In the intro you mentioned that pytorch models can handle taking a large tensor of data. Does that mean I can load in the MNIST dataset, set a x_train and y_train of all the training data as tensors and train like this?
for epoch in range(20):
print(“epoch:” + str(epoch))
model.train() # puts the model in training mode
y_pred = model(X_train) # Forward pass
loss_calc = loss_func(y_pred, y_train)
optimizer.zero_grad()
loss_calc.backward()
optimizer.step()
I’m a little confused on what dataloader actually does.

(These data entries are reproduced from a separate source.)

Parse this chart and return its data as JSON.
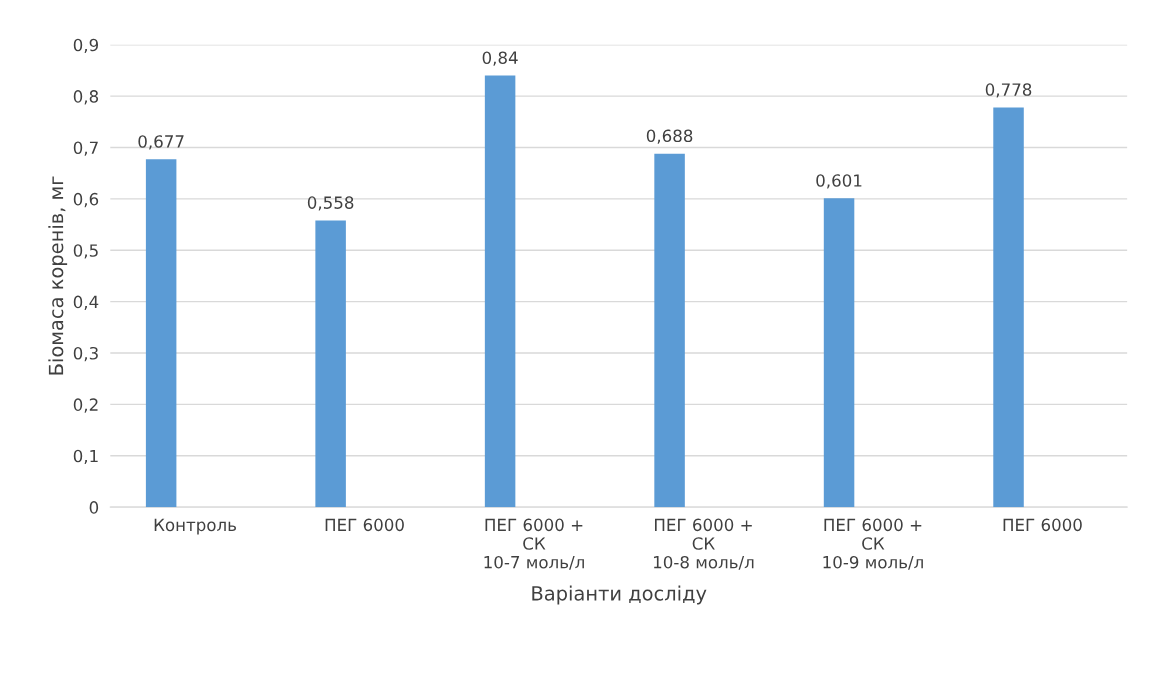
{
  "chart_data": {
    "type": "bar",
    "xlabel": "Варіанти досліду",
    "ylabel": "Біомаса коренів, мг",
    "categories": [
      "Контроль",
      "ПЕГ 6000",
      "ПЕГ 6000 +\nСК\n10-7 моль/л",
      "ПЕГ 6000 +\nСК\n10-8 моль/л",
      "ПЕГ 6000 +\nСК\n10-9 моль/л",
      "ПЕГ 6000"
    ],
    "values": [
      0.677,
      0.558,
      0.84,
      0.688,
      0.601,
      0.778
    ],
    "value_labels": [
      "0,677",
      "0,558",
      "0,84",
      "0,688",
      "0,601",
      "0,778"
    ],
    "color": "#5b9bd5",
    "ylim": [
      0,
      0.9
    ],
    "yticks": [
      {
        "value": 0,
        "label": "0"
      },
      {
        "value": 0.1,
        "label": "0,1"
      },
      {
        "value": 0.2,
        "label": "0,2"
      },
      {
        "value": 0.3,
        "label": "0,3"
      },
      {
        "value": 0.4,
        "label": "0,4"
      },
      {
        "value": 0.5,
        "label": "0,5"
      },
      {
        "value": 0.6,
        "label": "0,6"
      },
      {
        "value": 0.7,
        "label": "0,7"
      },
      {
        "value": 0.8,
        "label": "0,8"
      },
      {
        "value": 0.9,
        "label": "0,9"
      }
    ],
    "grid": "y",
    "legend": false
  }
}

The loader iterates over the data in batches and will feed the batch to the model. Is that saying that its loading these batches into memory where each batch can be thought of a small tensor of data that is being fed into the model? Much like how we can feed a whole tensor of data in my opening statement, this is feeding a tensor of a batch.